Sal looked at his big brother. “Tommy, you do it then. Uncle Mick loves you. Go ask him.”

“No, I’m good,” said Dapper Tom Tommy Gabrini. “I’m with Reno on that one. But you can go, Sal.”

“And when Uncle Mick throws you down this mountain we’re on, for getting up in his business,” Reno said, “we’ll come down there and pick up the pieces. We’ll do that just for you, Sal Luca,” Reno added, and he and Tommy laughed and high-fived. “Trying to get us killed. Get your ass away from here!”

Sal had to smile, too, because he knew the truth: they were big, powerful men, all feared in their own right, but not one of them had the nerve to go that far. They pushed the envelope all day long, and crossed boundaries regularly. But not with Mick.

And the young guns of the family wouldn’t have the nerve to entertain the thought of going there. And there were plenty young guns in attendance: From Teddy and Joey Sinatra, to Bobby and Brent Sinatra, to Jimmy Gabrini and Reno’s fearless younger son Dommi, their young guns were tough guys too. But when it came to approaching Mick the Tick? They were useless. But they had their hands full anyway as all of the younger kids, including Amelia and Hammer’s son JoJo, and Mick and Roz’s twins, were running all over the place and needed constant reprimands.

Big Daddy Charles Sinatra, they all knew, was the only one on that same level with Mick to take the dare and ask him what was up with him and Roz. But Charles didn’t have to ask. He already knew.

But instead of wasting his time going over to Mick and trying to get Mick’s stubborn ass to at least talk to his wife about it, Charles went to the wife. To Roz. And pulled her aside.

“Who was that guy?” Roz asked, assuming the guy that had his hand on her hip was why her brother-in-law moved her away from the dance train.

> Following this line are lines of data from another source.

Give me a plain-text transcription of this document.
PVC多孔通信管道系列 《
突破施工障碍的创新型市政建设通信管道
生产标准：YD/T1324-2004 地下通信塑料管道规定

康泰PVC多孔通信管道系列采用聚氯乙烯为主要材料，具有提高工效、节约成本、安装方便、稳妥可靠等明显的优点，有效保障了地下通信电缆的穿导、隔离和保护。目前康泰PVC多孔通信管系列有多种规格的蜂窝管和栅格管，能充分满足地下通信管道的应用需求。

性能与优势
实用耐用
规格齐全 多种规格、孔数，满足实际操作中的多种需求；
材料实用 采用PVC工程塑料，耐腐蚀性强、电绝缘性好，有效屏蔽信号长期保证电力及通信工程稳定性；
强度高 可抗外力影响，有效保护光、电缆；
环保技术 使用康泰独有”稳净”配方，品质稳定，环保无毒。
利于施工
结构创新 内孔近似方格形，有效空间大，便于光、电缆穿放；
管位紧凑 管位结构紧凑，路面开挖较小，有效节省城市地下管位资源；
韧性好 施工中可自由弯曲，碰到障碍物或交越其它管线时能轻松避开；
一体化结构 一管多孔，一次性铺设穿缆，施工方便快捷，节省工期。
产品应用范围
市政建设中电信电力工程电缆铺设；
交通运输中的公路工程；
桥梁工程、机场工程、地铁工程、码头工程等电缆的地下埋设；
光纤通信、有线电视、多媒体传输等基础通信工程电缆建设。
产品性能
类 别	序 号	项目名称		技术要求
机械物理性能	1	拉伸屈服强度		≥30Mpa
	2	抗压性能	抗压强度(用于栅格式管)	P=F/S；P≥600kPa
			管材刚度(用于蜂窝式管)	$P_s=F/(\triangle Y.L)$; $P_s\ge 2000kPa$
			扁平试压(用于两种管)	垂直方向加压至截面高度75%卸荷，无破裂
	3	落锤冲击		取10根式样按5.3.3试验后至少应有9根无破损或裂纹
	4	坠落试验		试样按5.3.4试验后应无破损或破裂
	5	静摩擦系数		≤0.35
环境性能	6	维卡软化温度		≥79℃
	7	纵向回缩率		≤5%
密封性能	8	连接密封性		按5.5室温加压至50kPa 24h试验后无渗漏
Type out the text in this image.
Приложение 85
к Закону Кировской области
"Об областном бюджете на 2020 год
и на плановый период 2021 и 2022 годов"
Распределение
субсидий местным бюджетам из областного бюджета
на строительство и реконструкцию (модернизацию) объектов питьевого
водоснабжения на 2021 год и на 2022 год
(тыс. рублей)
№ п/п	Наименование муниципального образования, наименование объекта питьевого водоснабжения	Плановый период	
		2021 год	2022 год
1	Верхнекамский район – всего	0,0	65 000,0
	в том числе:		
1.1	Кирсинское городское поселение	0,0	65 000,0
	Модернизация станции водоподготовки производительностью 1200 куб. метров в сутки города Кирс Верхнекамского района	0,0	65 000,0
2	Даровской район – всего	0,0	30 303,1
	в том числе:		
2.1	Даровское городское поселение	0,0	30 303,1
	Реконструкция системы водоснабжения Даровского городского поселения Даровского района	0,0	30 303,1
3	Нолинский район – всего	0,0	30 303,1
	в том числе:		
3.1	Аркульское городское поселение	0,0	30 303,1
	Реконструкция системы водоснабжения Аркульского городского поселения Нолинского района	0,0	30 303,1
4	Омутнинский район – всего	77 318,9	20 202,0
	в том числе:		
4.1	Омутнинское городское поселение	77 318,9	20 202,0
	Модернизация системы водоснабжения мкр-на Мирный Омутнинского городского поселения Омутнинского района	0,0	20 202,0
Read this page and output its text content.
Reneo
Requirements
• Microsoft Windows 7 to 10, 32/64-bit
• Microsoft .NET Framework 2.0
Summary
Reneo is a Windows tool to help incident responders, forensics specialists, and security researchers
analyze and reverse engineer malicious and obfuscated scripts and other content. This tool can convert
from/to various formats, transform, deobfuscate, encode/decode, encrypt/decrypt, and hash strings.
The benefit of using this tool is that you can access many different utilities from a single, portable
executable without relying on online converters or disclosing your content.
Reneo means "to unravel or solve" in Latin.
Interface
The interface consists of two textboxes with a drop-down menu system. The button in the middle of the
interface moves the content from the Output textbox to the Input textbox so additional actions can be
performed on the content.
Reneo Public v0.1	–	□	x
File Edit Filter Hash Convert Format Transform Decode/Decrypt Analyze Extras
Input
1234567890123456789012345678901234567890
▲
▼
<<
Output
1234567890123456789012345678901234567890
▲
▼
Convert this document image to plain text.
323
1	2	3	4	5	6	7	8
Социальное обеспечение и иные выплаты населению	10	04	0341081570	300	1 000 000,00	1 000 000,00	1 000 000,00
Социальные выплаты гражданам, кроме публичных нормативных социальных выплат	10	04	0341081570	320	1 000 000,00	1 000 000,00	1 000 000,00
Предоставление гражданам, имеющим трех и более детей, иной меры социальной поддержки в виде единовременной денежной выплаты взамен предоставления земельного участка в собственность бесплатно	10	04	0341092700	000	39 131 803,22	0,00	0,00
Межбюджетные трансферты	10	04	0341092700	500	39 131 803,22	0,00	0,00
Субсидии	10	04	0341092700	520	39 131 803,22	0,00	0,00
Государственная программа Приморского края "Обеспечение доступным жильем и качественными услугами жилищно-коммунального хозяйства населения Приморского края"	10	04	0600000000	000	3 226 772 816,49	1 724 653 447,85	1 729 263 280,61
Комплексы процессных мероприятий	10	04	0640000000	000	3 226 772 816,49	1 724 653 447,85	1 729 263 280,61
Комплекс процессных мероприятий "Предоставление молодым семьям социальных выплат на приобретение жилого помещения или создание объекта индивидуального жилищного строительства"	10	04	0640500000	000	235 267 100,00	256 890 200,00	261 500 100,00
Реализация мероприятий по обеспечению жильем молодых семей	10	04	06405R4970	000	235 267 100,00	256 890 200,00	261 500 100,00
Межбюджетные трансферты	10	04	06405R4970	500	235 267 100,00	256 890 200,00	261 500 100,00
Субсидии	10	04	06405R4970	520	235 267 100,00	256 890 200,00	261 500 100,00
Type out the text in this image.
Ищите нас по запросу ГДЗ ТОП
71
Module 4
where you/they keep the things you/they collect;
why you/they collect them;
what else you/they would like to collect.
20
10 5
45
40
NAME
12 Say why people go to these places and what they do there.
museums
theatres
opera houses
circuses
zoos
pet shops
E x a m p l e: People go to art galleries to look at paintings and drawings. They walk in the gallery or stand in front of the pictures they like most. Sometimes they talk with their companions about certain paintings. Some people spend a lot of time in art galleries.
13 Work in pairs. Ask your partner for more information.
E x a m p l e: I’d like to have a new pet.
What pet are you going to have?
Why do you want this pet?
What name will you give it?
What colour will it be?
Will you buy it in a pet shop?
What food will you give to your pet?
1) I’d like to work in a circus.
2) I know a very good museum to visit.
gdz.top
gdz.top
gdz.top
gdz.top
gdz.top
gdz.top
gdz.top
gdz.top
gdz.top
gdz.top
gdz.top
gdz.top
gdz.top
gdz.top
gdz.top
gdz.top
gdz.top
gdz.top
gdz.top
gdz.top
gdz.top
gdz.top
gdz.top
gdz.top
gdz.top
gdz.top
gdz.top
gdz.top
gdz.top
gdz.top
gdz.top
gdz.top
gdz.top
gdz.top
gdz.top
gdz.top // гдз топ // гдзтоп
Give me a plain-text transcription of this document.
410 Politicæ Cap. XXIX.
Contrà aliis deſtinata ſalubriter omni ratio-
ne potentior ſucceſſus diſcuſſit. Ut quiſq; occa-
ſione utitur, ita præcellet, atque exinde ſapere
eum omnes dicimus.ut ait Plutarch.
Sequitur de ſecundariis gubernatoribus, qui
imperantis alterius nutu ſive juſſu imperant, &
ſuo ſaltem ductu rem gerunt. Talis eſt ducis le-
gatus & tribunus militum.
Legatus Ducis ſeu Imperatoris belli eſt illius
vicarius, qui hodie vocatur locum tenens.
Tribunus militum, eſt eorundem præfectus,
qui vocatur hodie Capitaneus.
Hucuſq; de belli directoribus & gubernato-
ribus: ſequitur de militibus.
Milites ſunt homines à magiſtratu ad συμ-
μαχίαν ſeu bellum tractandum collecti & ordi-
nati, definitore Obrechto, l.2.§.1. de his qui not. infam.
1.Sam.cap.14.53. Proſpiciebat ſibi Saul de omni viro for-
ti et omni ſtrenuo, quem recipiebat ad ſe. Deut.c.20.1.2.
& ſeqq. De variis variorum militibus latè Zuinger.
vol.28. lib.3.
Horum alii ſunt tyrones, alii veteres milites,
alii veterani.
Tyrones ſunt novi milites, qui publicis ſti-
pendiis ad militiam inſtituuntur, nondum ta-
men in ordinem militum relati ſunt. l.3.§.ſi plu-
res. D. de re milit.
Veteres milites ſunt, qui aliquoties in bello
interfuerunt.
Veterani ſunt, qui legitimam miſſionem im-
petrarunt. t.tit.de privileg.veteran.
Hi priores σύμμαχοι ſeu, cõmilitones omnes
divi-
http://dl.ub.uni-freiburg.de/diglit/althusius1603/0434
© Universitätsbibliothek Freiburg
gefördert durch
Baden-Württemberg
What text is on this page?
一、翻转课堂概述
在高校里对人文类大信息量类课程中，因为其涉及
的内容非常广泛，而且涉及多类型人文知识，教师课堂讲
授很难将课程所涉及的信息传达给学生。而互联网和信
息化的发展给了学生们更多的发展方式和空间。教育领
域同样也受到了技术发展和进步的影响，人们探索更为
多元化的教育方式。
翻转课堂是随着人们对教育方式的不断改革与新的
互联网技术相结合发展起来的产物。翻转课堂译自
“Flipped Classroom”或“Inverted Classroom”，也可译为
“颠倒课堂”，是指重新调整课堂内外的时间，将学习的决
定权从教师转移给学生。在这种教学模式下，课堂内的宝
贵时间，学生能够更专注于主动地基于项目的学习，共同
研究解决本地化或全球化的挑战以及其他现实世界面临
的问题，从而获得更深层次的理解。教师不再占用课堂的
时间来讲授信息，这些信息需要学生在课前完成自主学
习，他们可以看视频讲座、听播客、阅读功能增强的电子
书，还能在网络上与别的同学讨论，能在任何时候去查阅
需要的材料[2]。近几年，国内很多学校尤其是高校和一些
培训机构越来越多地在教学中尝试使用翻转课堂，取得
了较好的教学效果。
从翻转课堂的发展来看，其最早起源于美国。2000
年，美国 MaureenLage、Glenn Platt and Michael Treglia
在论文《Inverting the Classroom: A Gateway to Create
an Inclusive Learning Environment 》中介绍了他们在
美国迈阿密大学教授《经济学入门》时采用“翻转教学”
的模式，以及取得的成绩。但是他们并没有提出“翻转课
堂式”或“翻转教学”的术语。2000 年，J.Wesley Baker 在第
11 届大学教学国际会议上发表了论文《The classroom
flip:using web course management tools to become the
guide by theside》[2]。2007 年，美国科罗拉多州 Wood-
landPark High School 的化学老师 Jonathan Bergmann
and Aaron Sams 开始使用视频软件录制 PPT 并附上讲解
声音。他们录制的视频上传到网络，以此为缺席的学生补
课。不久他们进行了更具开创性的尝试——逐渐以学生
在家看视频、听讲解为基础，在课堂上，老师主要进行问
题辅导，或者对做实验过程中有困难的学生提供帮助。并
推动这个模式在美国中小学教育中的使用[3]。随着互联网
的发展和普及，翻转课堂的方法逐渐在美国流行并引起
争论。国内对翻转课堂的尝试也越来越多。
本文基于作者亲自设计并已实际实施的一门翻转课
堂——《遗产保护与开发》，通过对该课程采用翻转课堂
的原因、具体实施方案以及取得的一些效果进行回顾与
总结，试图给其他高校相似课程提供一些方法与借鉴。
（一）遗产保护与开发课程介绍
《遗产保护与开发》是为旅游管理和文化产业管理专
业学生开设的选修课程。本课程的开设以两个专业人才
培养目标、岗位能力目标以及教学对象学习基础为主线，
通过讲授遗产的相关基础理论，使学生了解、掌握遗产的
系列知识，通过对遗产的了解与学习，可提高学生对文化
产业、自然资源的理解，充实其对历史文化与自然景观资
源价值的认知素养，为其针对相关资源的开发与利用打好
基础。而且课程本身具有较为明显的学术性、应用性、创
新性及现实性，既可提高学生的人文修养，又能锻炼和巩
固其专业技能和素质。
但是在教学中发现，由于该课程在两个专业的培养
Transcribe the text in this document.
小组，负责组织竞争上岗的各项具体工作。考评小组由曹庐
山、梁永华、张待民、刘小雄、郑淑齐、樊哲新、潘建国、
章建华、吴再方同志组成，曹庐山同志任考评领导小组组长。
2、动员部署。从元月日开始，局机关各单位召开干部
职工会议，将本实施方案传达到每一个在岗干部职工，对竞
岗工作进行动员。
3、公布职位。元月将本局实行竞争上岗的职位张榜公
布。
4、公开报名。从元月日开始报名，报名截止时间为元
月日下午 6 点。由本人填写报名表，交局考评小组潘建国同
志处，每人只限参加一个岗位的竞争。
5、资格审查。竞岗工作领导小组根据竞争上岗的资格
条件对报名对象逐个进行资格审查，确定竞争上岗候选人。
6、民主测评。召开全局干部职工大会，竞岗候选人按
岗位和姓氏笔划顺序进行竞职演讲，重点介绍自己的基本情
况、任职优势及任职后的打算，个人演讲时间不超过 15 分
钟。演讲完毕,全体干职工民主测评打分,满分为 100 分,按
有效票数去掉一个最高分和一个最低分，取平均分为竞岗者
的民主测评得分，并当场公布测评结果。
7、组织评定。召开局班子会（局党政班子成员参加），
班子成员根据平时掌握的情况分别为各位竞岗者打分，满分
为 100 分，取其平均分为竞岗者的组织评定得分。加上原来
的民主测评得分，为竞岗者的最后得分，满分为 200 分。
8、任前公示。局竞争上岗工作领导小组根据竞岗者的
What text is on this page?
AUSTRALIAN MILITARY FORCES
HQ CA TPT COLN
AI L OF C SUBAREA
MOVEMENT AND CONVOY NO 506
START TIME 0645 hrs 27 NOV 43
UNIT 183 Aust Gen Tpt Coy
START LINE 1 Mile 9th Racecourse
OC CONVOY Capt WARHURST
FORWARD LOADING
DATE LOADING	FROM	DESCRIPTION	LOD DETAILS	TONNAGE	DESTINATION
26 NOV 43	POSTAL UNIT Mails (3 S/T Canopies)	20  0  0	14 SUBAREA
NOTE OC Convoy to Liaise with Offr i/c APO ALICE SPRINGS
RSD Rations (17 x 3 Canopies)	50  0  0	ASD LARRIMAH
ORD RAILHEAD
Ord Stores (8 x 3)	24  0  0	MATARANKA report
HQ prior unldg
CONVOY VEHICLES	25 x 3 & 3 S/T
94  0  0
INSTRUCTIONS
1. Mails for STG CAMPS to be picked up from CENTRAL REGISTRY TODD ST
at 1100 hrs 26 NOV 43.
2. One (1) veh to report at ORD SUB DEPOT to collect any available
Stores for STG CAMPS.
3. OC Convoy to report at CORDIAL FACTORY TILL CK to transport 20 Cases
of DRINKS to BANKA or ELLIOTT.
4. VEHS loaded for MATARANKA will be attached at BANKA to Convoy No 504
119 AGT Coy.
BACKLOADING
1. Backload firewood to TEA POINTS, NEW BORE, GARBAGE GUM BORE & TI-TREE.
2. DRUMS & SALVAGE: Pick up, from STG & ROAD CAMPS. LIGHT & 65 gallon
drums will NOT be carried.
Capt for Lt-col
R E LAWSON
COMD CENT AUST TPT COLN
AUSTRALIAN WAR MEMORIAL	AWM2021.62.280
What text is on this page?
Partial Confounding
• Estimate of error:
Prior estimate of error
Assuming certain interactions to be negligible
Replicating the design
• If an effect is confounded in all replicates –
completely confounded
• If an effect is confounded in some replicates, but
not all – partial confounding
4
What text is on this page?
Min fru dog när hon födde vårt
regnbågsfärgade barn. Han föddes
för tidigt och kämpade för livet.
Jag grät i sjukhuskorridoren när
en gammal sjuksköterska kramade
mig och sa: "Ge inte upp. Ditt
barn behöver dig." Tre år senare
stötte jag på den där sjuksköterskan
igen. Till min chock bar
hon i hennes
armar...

“Some jerk,” Charles said, trying to speak over the loud music. “But that’s not why I pulled you over.”

Roz looked at him. “Okay. Why?”

“You need to talk to Mick.”

“Forget it, Big Daddy.”

“Don’t tell me to forget it. Go to him, Roz. You know how he is. You guys need to have a conversation.”

“I’ve tried to talk,” Roz said. “You don’t think I tried? But he’s not listening. He doesn’t want to hear it.”

But Charles was insistent. “Go talk to him, Roz,” he said again. “I mean it now. You’ve got to be the bigger person because Mick doesn’t know how to be in situations like this. And don’t get me started on stubbornness.”